そのため、ネットワーク犯罪の種類によっては、標的となった個人が救済に全くあずかれない状況が発生しています。その最たる例が、集団炎上行為や、集 ス トと呼ばれる苛烈な個人いじめです。


ネットワーク犯罪を想定していない解決ルール

個人携帯以前の時代には、犯罪やいじめにおいて、一般市民が匿名のまま組織化することや、組織の枠を超えた連携は想定されていませんでした。現在の社会的手続きや報道の基準は、携帯以前の時代の内容です。現代の犯罪文化の変容に適応していません。

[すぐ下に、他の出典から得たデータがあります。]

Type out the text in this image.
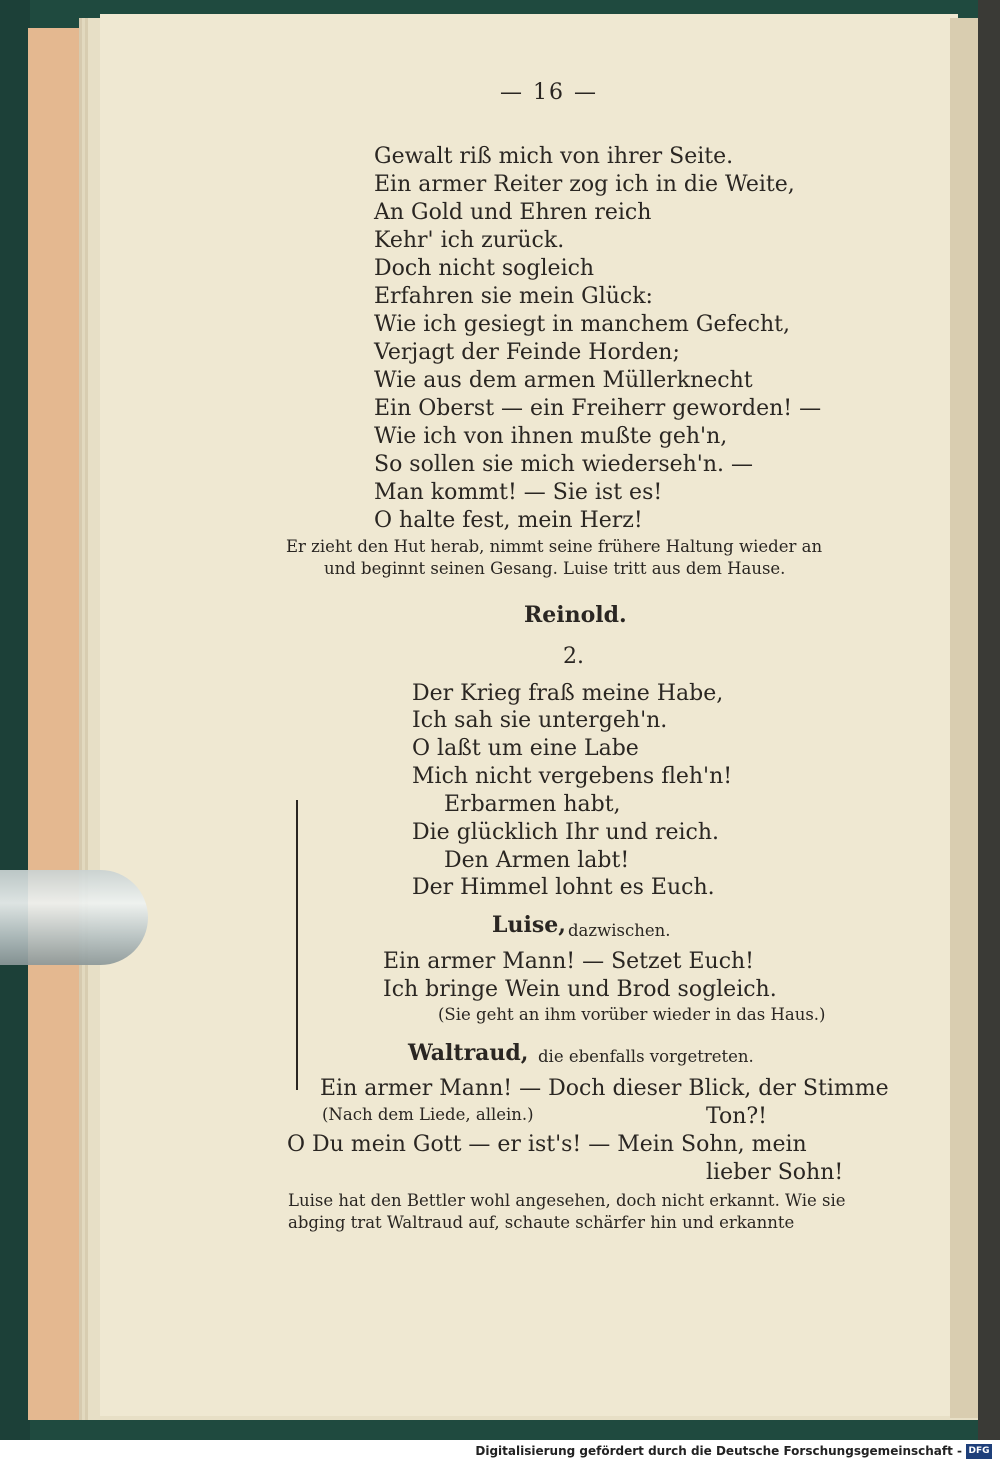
— 16 —

Gewalt riß mich von ihrer Seite.

Ein armer Reiter zog ich in die Weite,

An Gold und Ehren reich

Kehr' ich zurück.

Doch nicht sogleich

Erfahren sie mein Glück:

Wie ich gesiegt in manchem Gefecht,

Verjagt der Feinde Horden;

Wie aus dem armen Müllerknecht

Ein Oberst — ein Freiherr geworden! —

Wie ich von ihnen mußte geh'n,

So sollen sie mich wiederseh'n. —

Man kommt! — Sie ist es!

O halte fest, mein Herz!

Er zieht den Hut herab, nimmt seine frühere Haltung wieder an

und beginnt seinen Gesang. Luise tritt aus dem Hause.

Reinold.

2.

Der Krieg fraß meine Habe,

Ich sah sie untergeh'n.

O laßt um eine Labe

Mich nicht vergebens fleh'n!

Erbarmen habt,

Die glücklich Ihr und reich.

Den Armen labt!

Der Himmel lohnt es Euch.

Luise, dazwischen.

Ein armer Mann! — Setzet Euch!

Ich bringe Wein und Brod sogleich.

(Sie geht an ihm vorüber wieder in das Haus.)

Waltraud, die ebenfalls vorgetreten.

Ein armer Mann! — Doch dieser Blick, der Stimme

(Nach dem Liede, allein.)	Ton?!

O Du mein Gott — er ist's! — Mein Sohn, mein

lieber Sohn!

Luise hat den Bettler wohl angesehen, doch nicht erkannt. Wie sie

abging trat Waltraud auf, schaute schärfer hin und erkannte

Digitalisierung gefördert durch die Deutsche Forschungsgemeinschaft - DFG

旧来のルールは案件の拾い上げにおいても問題があります。加害ネットワークが不可視化、被害がビンポイント、グレーな手法と悪条件が重なった場合、認知には加害者や被害者の証言気概に手がかりがなく、事件が埋没しやすい。また全て裏どりが取れることはなく、状況証拠を積み重ねて推測するしかない場合も発生します。

これが法的手続きや報道と相性が悪いのです。従来のように、記者会見や裁判など公的事実のみを、社会認知や報道の基準にすると、前時代と比較にならない破壊力の攻撃が見過ごされてしまう可能性が出てくるのです。


ルール絶対視の弊害

また場合によっては、この従来の〝ルール〟が、被害者を封じ込めたり負担を増やす逆転現象が生じます。特にS ス ト案件では顕著です。私の5年以上に及ぶ相談周知活動からいうと、この状況変化とルールの不適合は、救済役の公職で、あまり問題だと認識されていないようです。

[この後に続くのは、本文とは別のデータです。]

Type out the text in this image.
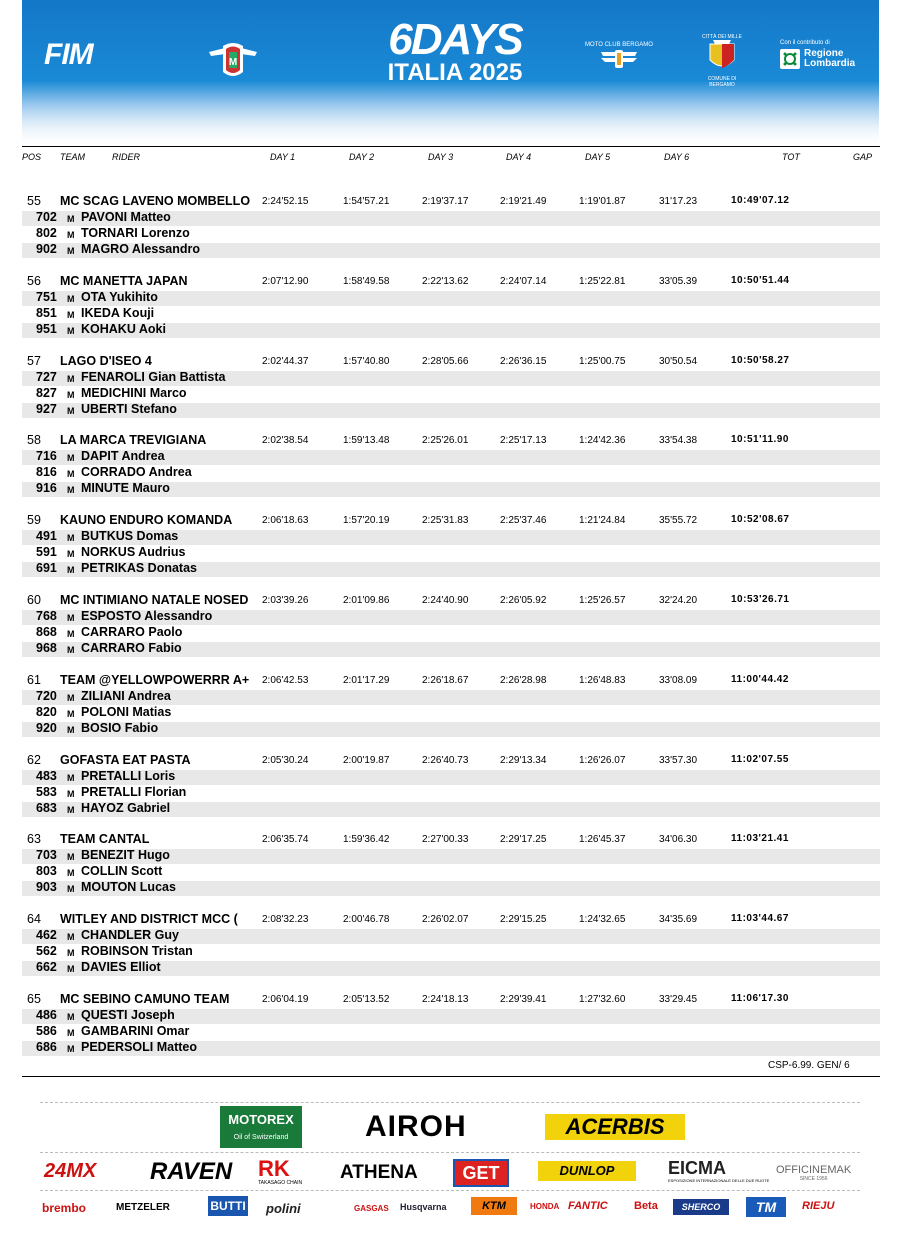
FIM	M	6DAYS
ITALIA 2025
MOTO CLUB BERGAMO
CITTÀ DEI MILLE
COMUNE DI BERGAMO
Con il contributo di
Regione Lombardia
POS TEAM	RIDER	DAY 1	DAY 2	DAY 3	DAY 4	DAY 5	DAY 6	TOT	GAP
55 MC SCAG LAVENO MOMBELLO 2:24'52.15	1:54'57.21	2:19'37.17	2:19'21.49	1:19'01.87	31'17.23	10:49'07.12
702 M PAVONI Matteo
802 M TORNARI Lorenzo
902 M MAGRO Alessandro
56 MC MANETTA JAPAN	2:07'12.90	1:58'49.58	2:22'13.62	2:24'07.14	1:25'22.81	33'05.39	10:50'51.44
751 M OTA Yukihito
851 M IKEDA Kouji
951 M KOHAKU Aoki
57 LAGO D'ISEO 4	2:02'44.37	1:57'40.80	2:28'05.66	2:26'36.15	1:25'00.75	30'50.54	10:50'58.27
727 M FENAROLI Gian Battista
827 M MEDICHINI Marco
927 M UBERTI Stefano
58 LA MARCA TREVIGIANA	2:02'38.54	1:59'13.48	2:25'26.01	2:25'17.13	1:24'42.36	33'54.38	10:51'11.90
716 M DAPIT Andrea
816 M CORRADO Andrea
916 M MINUTE Mauro
59 KAUNO ENDURO KOMANDA	2:06'18.63	1:57'20.19	2:25'31.83	2:25'37.46	1:21'24.84	35'55.72	10:52'08.67
491 M BUTKUS Domas
591 M NORKUS Audrius
691 M PETRIKAS Donatas
60 MC INTIMIANO NATALE NOSED 2:03'39.26	2:01'09.86	2:24'40.90	2:26'05.92	1:25'26.57	32'24.20	10:53'26.71
768 M ESPOSTO Alessandro
868 M CARRARO Paolo
968 M CARRARO Fabio
61 TEAM @YELLOWPOWERRR A+ 2:06'42.53	2:01'17.29	2:26'18.67	2:26'28.98	1:26'48.83	33'08.09	11:00'44.42
720 M ZILIANI Andrea
820 M POLONI Matias
920 M BOSIO Fabio
62 GOFASTA EAT PASTA	2:05'30.24	2:00'19.87	2:26'40.73	2:29'13.34	1:26'26.07	33'57.30	11:02'07.55
483 M PRETALLI Loris
583 M PRETALLI Florian
683 M HAYOZ Gabriel
63 TEAM CANTAL	2:06'35.74	1:59'36.42	2:27'00.33	2:29'17.25	1:26'45.37	34'06.30	11:03'21.41
703 M BENEZIT Hugo
803 M COLLIN Scott
903 M MOUTON Lucas
64 WITLEY AND DISTRICT MCC ( 2:08'32.23	2:00'46.78	2:26'02.07	2:29'15.25	1:24'32.65	34'35.69	11:03'44.67
462 M CHANDLER Guy
562 M ROBINSON Tristan
662 M DAVIES Elliot
65 MC SEBINO CAMUNO TEAM	2:06'04.19	2:05'13.52	2:24'18.13	2:29'39.41	1:27'32.60	33'29.45	11:06'17.30
486 M QUESTI Joseph
586 M GAMBARINI Omar
686 M PEDERSOLI Matteo
CSP-6.99. GEN/ 6
MOTOREX
Oil of Switzerland	AIROH	ACERBIS
24MX RAVEN RK
TAKASAGO CHAIN ATHENA	GET	DUNLOP	EICMA
ESPOSIZIONE INTERNAZIONALE DELLE DUE RUOTE
OFFICINEMAK
SINCE 1956
brembo	METZELER	BUTTI polini	GASGAS Husqvarna	KTM	HONDA FANTIC Beta	SHERCO	TM	RIEJU
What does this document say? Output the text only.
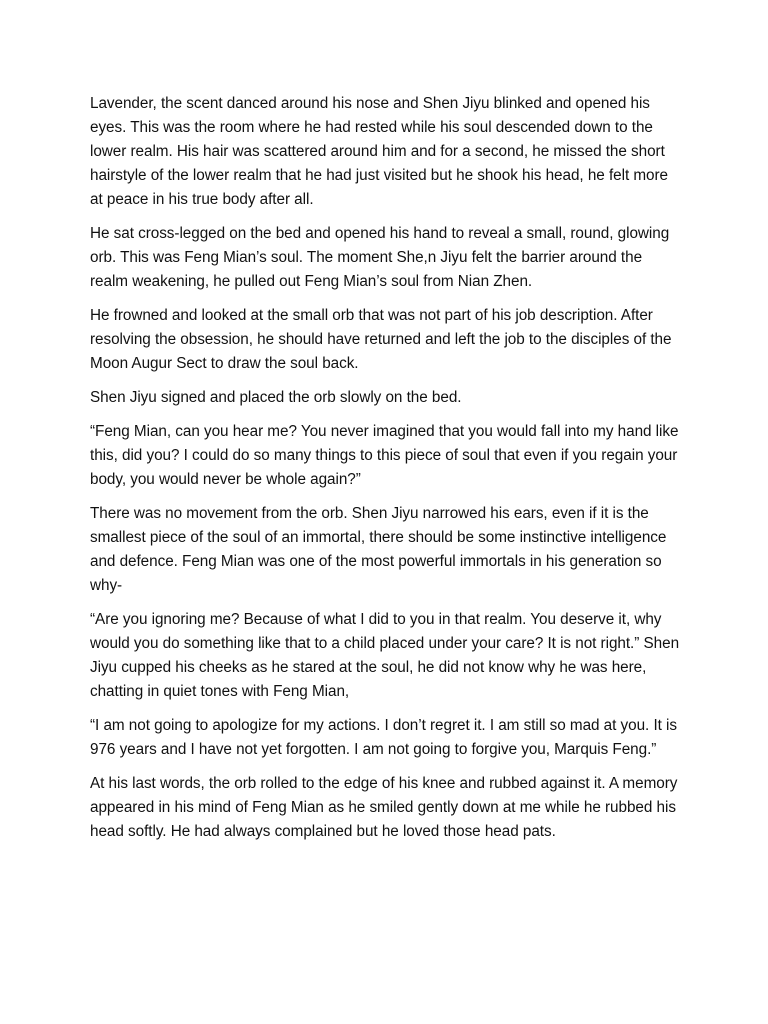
Lavender, the scent danced around his nose and Shen Jiyu blinked and opened his eyes. This was the room where he had rested while his soul descended down to the lower realm. His hair was scattered around him and for a second, he missed the short hairstyle of the lower realm that he had just visited but he shook his head, he felt more at peace in his true body after all.

He sat cross-legged on the bed and opened his hand to reveal a small, round, glowing orb. This was Feng Mian’s soul. The moment She,n Jiyu felt the barrier around the realm weakening, he pulled out Feng Mian’s soul from Nian Zhen.

He frowned and looked at the small orb that was not part of his job description. After resolving the obsession, he should have returned and left the job to the disciples of the Moon Augur Sect to draw the soul back.

Shen Jiyu signed and placed the orb slowly on the bed.

“Feng Mian, can you hear me? You never imagined that you would fall into my hand like this, did you? I could do so many things to this piece of soul that even if you regain your body, you would never be whole again?”

There was no movement from the orb. Shen Jiyu narrowed his ears, even if it is the smallest piece of the soul of an immortal, there should be some instinctive intelligence and defence. Feng Mian was one of the most powerful immortals in his generation so why-

“Are you ignoring me? Because of what I did to you in that realm. You deserve it, why would you do something like that to a child placed under your care? It is not right.” Shen Jiyu cupped his cheeks as he stared at the soul, he did not know why he was here, chatting in quiet tones with Feng Mian,

“I am not going to apologize for my actions. I don’t regret it. I am still so mad at you. It is 976 years and I have not yet forgotten. I am not going to forgive you, Marquis Feng.”

At his last words, the orb rolled to the edge of his knee and rubbed against it. A memory appeared in his mind of Feng Mian as he smiled gently down at me while he rubbed his head softly. He had always complained but he loved those head pats.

人のためにルールが存在しているのに、問題解決や救済を主眼におかず、前時代からのルール遵守を優先している。そんな雰囲気
をしばしば感じます。


不作為の理由に〝ルール〟を持ち出してよいのか

また地域の人間関係が泥沼化することもあるS ス ト案件では、軋轢を嫌う立場から、"ルール〟を動かない理由に持ち出す状況すら発生しています。

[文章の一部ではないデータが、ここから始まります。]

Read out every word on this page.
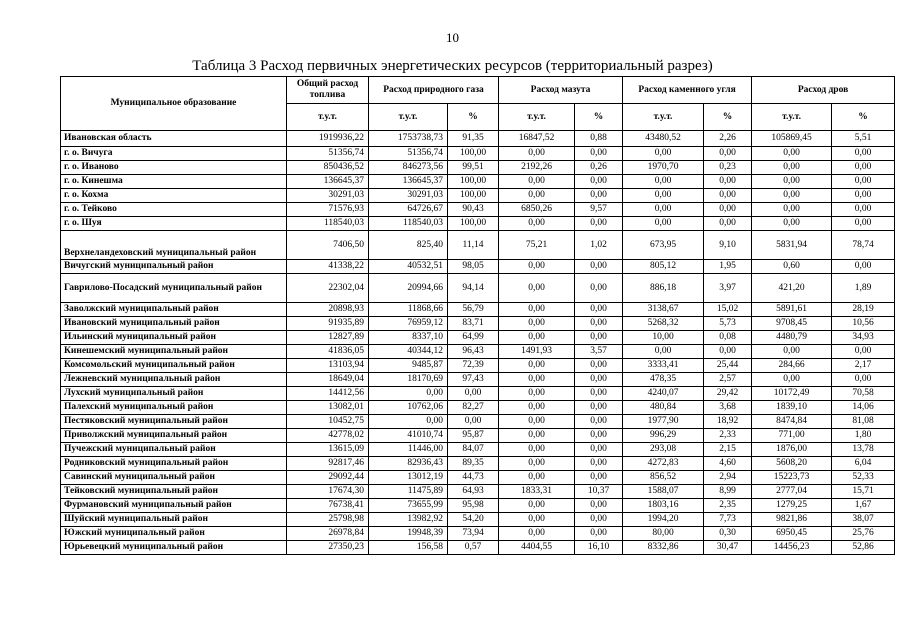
10
Таблица 3 Расход первичных энергетических ресурсов (территориальный разрез)
Муниципальное образование	Общий расход топлива	Расход природного газа		Расход мазута		Расход каменного угля		Расход дров	
	т.у.т.	т.у.т.	%	т.у.т.	%	т.у.т.	%	т.у.т.	%
Ивановская область	1919936,22	1753738,73	91,35	16847,52	0,88	43480,52	2,26	105869,45	5,51
г. о. Вичуга	51356,74	51356,74	100,00	0,00	0,00	0,00	0,00	0,00	0,00
г. о. Иваново	850436,52	846273,56	99,51	2192,26	0,26	1970,70	0,23	0,00	0,00
г. о. Кинешма	136645,37	136645,37	100,00	0,00	0,00	0,00	0,00	0,00	0,00
г. о. Кохма	30291,03	30291,03	100,00	0,00	0,00	0,00	0,00	0,00	0,00
г. о. Тейково	71576,93	64726,67	90,43	6850,26	9,57	0,00	0,00	0,00	0,00
г. о. Шуя	118540,03	118540,03	100,00	0,00	0,00	0,00	0,00	0,00	0,00
Верхнеландеховский муниципальный район	7406,50	825,40	11,14	75,21	1,02	673,95	9,10	5831,94	78,74
Вичугский муниципальный район	41338,22	40532,51	98,05	0,00	0,00	805,12	1,95	0,60	0,00
Гаврилово-Посадский муниципальный район	22302,04	20994,66	94,14	0,00	0,00	886,18	3,97	421,20	1,89
Заволжский муниципальный район	20898,93	11868,66	56,79	0,00	0,00	3138,67	15,02	5891,61	28,19
Ивановский муниципальный район	91935,89	76959,12	83,71	0,00	0,00	5268,32	5,73	9708,45	10,56
Ильинский муниципальный район	12827,89	8337,10	64,99	0,00	0,00	10,00	0,08	4480,79	34,93
Кинешемский муниципальный район	41836,05	40344,12	96,43	1491,93	3,57	0,00	0,00	0,00	0,00
Комсомольский муниципальный район	13103,94	9485,87	72,39	0,00	0,00	3333,41	25,44	284,66	2,17
Лежневский муниципальный район	18649,04	18170,69	97,43	0,00	0,00	478,35	2,57	0,00	0,00
Лухский муниципальный район	14412,56	0,00	0,00	0,00	0,00	4240,07	29,42	10172,49	70,58
Палехский муниципальный район	13082,01	10762,06	82,27	0,00	0,00	480,84	3,68	1839,10	14,06
Пестяковский муниципальный район	10452,75	0,00	0,00	0,00	0,00	1977,90	18,92	8474,84	81,08
Приволжский муниципальный район	42778,02	41010,74	95,87	0,00	0,00	996,29	2,33	771,00	1,80
Пучежский муниципальный район	13615,09	11446,00	84,07	0,00	0,00	293,08	2,15	1876,00	13,78
Родниковский муниципальный район	92817,46	82936,43	89,35	0,00	0,00	4272,83	4,60	5608,20	6,04
Савинский муниципальный район	29092,44	13012,19	44,73	0,00	0,00	856,52	2,94	15223,73	52,33
Тейковский муниципальный район	17674,30	11475,89	64,93	1833,31	10,37	1588,07	8,99	2777,04	15,71
Фурмановский муниципальный район	76738,41	73655,99	95,98	0,00	0,00	1803,16	2,35	1279,25	1,67
Шуйский муниципальный район	25798,98	13982,92	54,20	0,00	0,00	1994,20	7,73	9821,86	38,07
Южский муниципальный район	26978,84	19948,39	73,94	0,00	0,00	80,00	0,30	6950,45	25,76
Юрьевецкий муниципальный район	27350,23	156,58	0,57	4404,55	16,10	8332,86	30,47	14456,23	52,86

実際日本社会は、コンプライアンスを気にするあまり自主規制が強いとの指摘もあります。

日本企業のコンプライアンスが規則ずくめで時間を食う割には機能していないのも、社外取締役制度が存在する企業で実際には人の支配が横行しているのも、ただ「かたち」だけをまねて、それらを採用した「目的、動機」について、また、その「意味、機能」についての考察がお留守になっているからではないだろうか。

現代ビジネス 2025.02.01
なぜ日本には「本当に無意味な規則」が存在しているのか?…いまだに存在する日本の「過去の亡霊」
瀬木 比呂志


〝自縄自縛の思考法の憂鬱さの最たる例が「コンプラ」だろう。法律や社会規範などコンプライアンスを守ることの重要性は言うまでもない。だが、日本のコンプラリスクのヘッジは度が過ぎている〟
〝政治家や圧力団体などを通じた規制緩和の外圧を含め、ルールや「土俵の作り方」をめぐる発想で、日本はもっと柔軟になっても良いのではないか。
 人間のためにコンプラがあるのであって、コンプラが人間より優先されるのは本末転倒だ〟

「日本企業のコンプラ」と「外資のコンプラ」聞いて納得の決定的な違い
高井宏章: 経済コラムニスト
ダイヤモンド・オンライン 2024年11月4日 




被害者に負いきれない荷を背負わせていないか

加害者は狡猾。一方逃げられない当事者は対応策を見つけサバイブするしかありません。現在S ス ト被害は社会現象として公に認知されない境遇にあります。


悪戦苦闘の最中に、きれいな立場から、やり方がどうだなどと文句だけを言い、動かない理由とする。そのことが、背負いきれない負担を当事者に課し、追い込んでいないか、考えていただきたいのです。


集団嫌がらせ案件は、加害者個々人が責任から逃逃れられる一方、告発封じ込めまで行き届いた最悪の完成形となっています。加害側は成功体験を積み、奢ります。また低リスクから小中学生も含めた参加者が絶えません。


想定しない犯罪が起きて対応が後手後手にまわっている状況で、従来の立場を金科玉条のごとく守る態度に、妥当性があるのでしょうか。


裁きにくい相手をどう扱うか社会合意が必要

現代はよくない目的で市民が大規模ネットワーク化した際の対応について、まだ社会的合意を見出してはいません。当案件でも、加害者が市民集団であることへのストレスや迎合から、告発行為ばかり焦点化したり、大多数の利益を持ち出す人が出ました。本来中心に据えるべき救済や抑止、加害責任が議論とならないのです。


市民が群衆化し過激主義に陥るのは、現代の社会現象の典型のひとつです。S ス ト案件もこのカテゴリーに入ります。


加害者多数。被害者は個人。加害者は一般市民という構図は、どうも社会だけでなく救済役の行政や公的職業もひるませているようです。


司法も、行政も、メディアも、アカデミアも同様です。普段は保護救済される側である市民が加害者となった時、それにどう対処するかという問題に、いまだ正面から向き合った議論がなされていない。これが現状なのです。